On weekend evenings this time of year, two different events are certain. First, every person looking to spread Christmas cheer decides to cram into their local mall to purchase gifts in the name of Consumerism. Second, for everyone else who was unable to find a parking spot at said mall, end up attending their office Christmas party. For this blog, it looks like we can put Condon in Column B.
The annual rite of passage that is the office Christmas party ends up in one of two forms as well. If it is chosen to be held during working hours and on office premises, there’s a good chance by the end you’ll be begging to go back to work. Such activities include:
- Deck the Copier with Reams of Paper
- Having yourself a Merry Little Coffee Break
- Secret Santa is Coming to Town (and bringing you a paperweight)
- Ugly Christmas Sweater Syndrome (UCSS)
- Awkward Speech from Boss who is watching Productivity go down the tubes
But for some lucky employees, the company decides to break out beyond the cubicle walls and really thank the work force for a year’s worth of hard work (or at least a few month’s worth of marginally effective work) My company does it up big come Christmas. Which is why last Friday I spent the evening at the Tyson’s Ritz Carlton in my holiday finest.
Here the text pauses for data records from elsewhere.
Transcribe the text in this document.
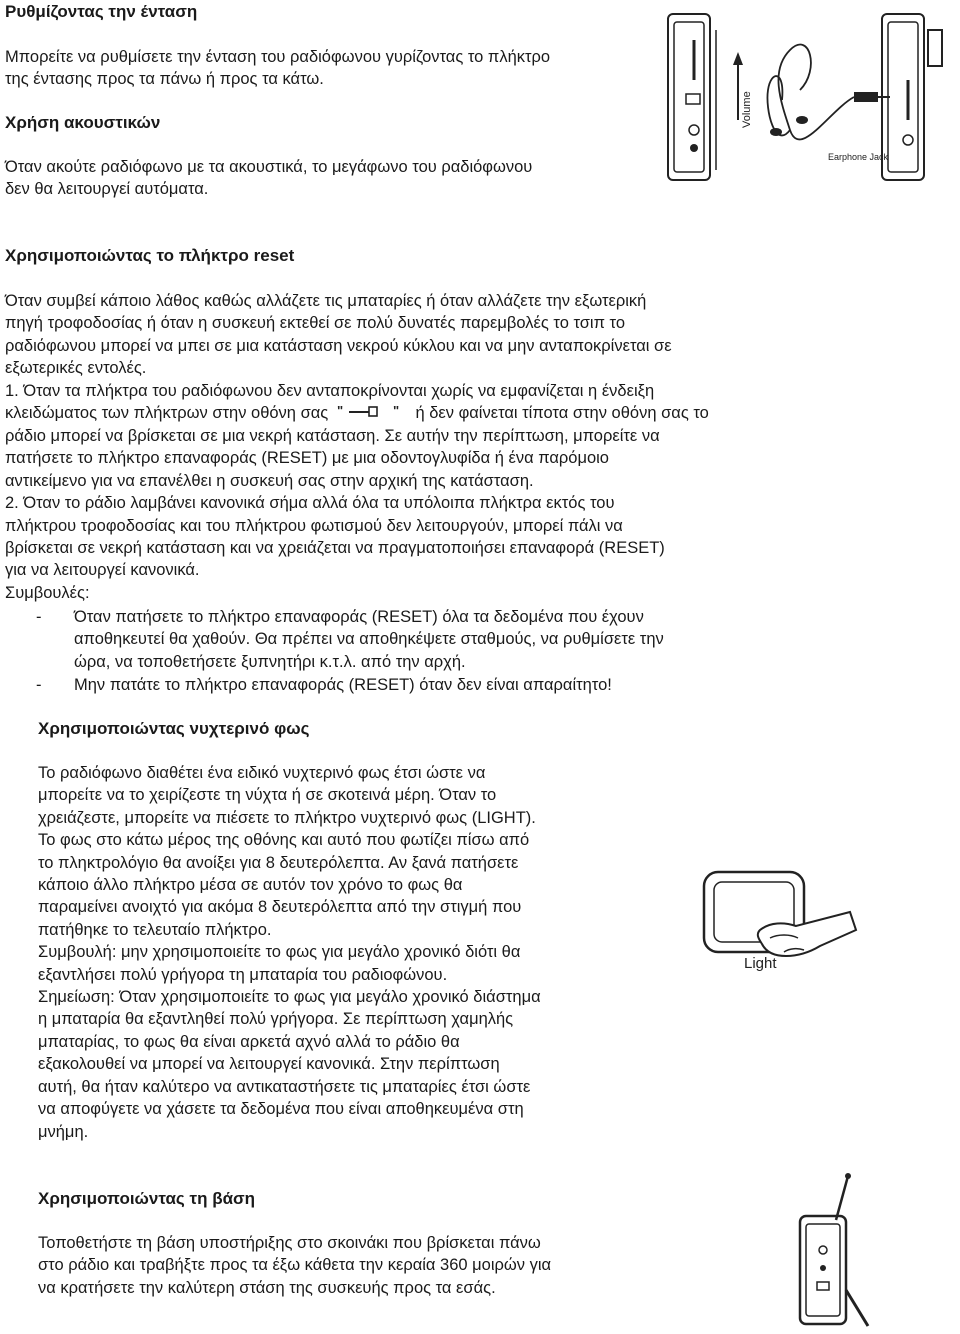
Ρυθμίζοντας την ένταση
Μπορείτε να ρυθμίσετε την ένταση του ραδιόφωνου γυρίζοντας το πλήκτρο
της έντασης προς τα πάνω ή προς τα κάτω.
Χρήση ακουστικών
Όταν ακούτε ραδιόφωνο με τα ακουστικά, το μεγάφωνο του ραδιόφωνου
δεν θα λειτουργεί αυτόματα.
Volume
Earphone Jack
Χρησιμοποιώντας το πλήκτρο reset
Όταν συμβεί κάποιο λάθος καθώς αλλάζετε τις μπαταρίες ή όταν αλλάζετε την εξωτερική
πηγή τροφοδοσίας ή όταν η συσκευή εκτεθεί σε πολύ δυνατές παρεμβολές το τσιπ το
ραδιόφωνου μπορεί να μπει σε μια κατάσταση νεκρού κύκλου και να μην ανταποκρίνεται σε
εξωτερικές εντολές.
1. Όταν τα πλήκτρα του ραδιόφωνου δεν ανταποκρίνονται χωρίς να εμφανίζεται η ένδειξη
κλειδώματος των πλήκτρων στην οθόνη σας "	" ή δεν φαίνεται τίποτα στην οθόνη σας το
ράδιο μπορεί να βρίσκεται σε μια νεκρή κατάσταση. Σε αυτήν την περίπτωση, μπορείτε να
πατήσετε το πλήκτρο επαναφοράς (RESET) με μια οδοντογλυφίδα ή ένα παρόμοιο
αντικείμενο για να επανέλθει η συσκευή σας στην αρχική της κατάσταση.
2. Όταν το ράδιο λαμβάνει κανονικά σήμα αλλά όλα τα υπόλοιπα πλήκτρα εκτός του
πλήκτρου τροφοδοσίας και του πλήκτρου φωτισμού δεν λειτουργούν, μπορεί πάλι να
βρίσκεται σε νεκρή κατάσταση και να χρειάζεται να πραγματοποιήσει επαναφορά (RESET)
για να λειτουργεί κανονικά.
Συμβουλές:
- Όταν πατήσετε το πλήκτρο επαναφοράς (RESET) όλα τα δεδομένα που έχουν
αποθηκευτεί θα χαθούν. Θα πρέπει να αποθηκέψετε σταθμούς, να ρυθμίσετε την
ώρα, να τοποθετήσετε ξυπνητήρι κ.τ.λ. από την αρχή.
- Μην πατάτε το πλήκτρο επαναφοράς (RESET) όταν δεν είναι απαραίτητο!
Χρησιμοποιώντας νυχτερινό φως
Το ραδιόφωνο διαθέτει ένα ειδικό νυχτερινό φως έτσι ώστε να
μπορείτε να το χειρίζεστε τη νύχτα ή σε σκοτεινά μέρη. Όταν το
χρειάζεστε, μπορείτε να πιέσετε το πλήκτρο νυχτερινό φως (LIGHT).
Το φως στο κάτω μέρος της οθόνης και αυτό που φωτίζει πίσω από
το πληκτρολόγιο θα ανοίξει για 8 δευτερόλεπτα. Αν ξανά πατήσετε
κάποιο άλλο πλήκτρο μέσα σε αυτόν τον χρόνο το φως θα
παραμείνει ανοιχτό για ακόμα 8 δευτερόλεπτα από την στιγμή που
πατήθηκε το τελευταίο πλήκτρο.
Συμβουλή: μην χρησιμοποιείτε το φως για μεγάλο χρονικό διότι θα
εξαντλήσει πολύ γρήγορα τη μπαταρία του ραδιοφώνου.
Σημείωση: Όταν χρησιμοποιείτε το φως για μεγάλο χρονικό διάστημα
η μπαταρία θα εξαντληθεί πολύ γρήγορα. Σε περίπτωση χαμηλής
μπαταρίας, το φως θα είναι αρκετά αχνό αλλά το ράδιο θα
εξακολουθεί να μπορεί να λειτουργεί κανονικά. Στην περίπτωση
αυτή, θα ήταν καλύτερο να αντικαταστήσετε τις μπαταρίες έτσι ώστε
να αποφύγετε να χάσετε τα δεδομένα που είναι αποθηκευμένα στη
μνήμη.
Light
Χρησιμοποιώντας τη βάση
Τοποθετήστε τη βάση υποστήριξης στο σκοινάκι που βρίσκεται πάνω
στο ράδιο και τραβήξτε προς τα έξω κάθετα την κεραία 360 μοιρών για
να κρατήσετε την καλύτερη στάση της συσκευής προς τα εσάς.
Party!
Now if only I find the ballroom…
The Ritz Carlton, I have realized over the last two years, is not built like a normal hotel. Normal hotels have a standard entrance on the first floor with a lobby that is the only entrance into the building. From the lobby, there are elevators to take guests up to their rooms or to other hotel facilities. The meeting rooms and large rentable spaces also reside on either the first floor (with the lobby) or perhaps on a subfloor, so that the associated kitchen can be built at ground leve. The Ritz Carlton was not built this way. It was built like a cruise ship.
I’ve been (on) a cruise ship. Once. But from my limited research, the standard architecture is such. The important floors, those floors where the management spend great expense to make nice for guests, are nowhere near the lobby. Restaurants, dance halls, off-shore casinos – all way above the ground floor. On a boat, the ground floor has two types of rooms. 1) Giant mechanical rooms with important boat stuff like “engines,” “rotors,” and “torpedo tubes.” (for high-seas battles between Carnival and Norwegian) 2) Steerage-small staterooms for staff and cheapskate college students taking the senior trips from William and Mary. (um, so I hear.)
Extra passengers can buy discounted tickets and sleep in the torpedo tubes.
The Ritz Carlton is no different. The bottom floors have nothing fancy, except a small lobby for business meetings. Check-in is up on 4. There’s probably some smaller hotel rooms for cheapskate recent college graduates who want to say “Hey, I’ve stayed in the hotel where Michael Jordan lived while in DC!” And one would have to climb out of the depths of the Ritz to find that the ballroom, the fancy shops and spa, not to mention the entrance to the adjacent garage all reside on the 6th floor, just where a cruise ship would have the buffet or the pool. It this madness? No. Is it fancy for the sake of fancy? Yep.
And that, kids, is how to spend 20 minutes looking for your office’s Christmas party.
1 comment:
Now I know I'm not one to jump on typos, but, and I quote Condon "I've been a cruise ship. Once."
It all makes sense now. The smoke often rising from his head. The massive amount of water displaced as he enters the ocean. The constant desire to serve chocolate at midnight.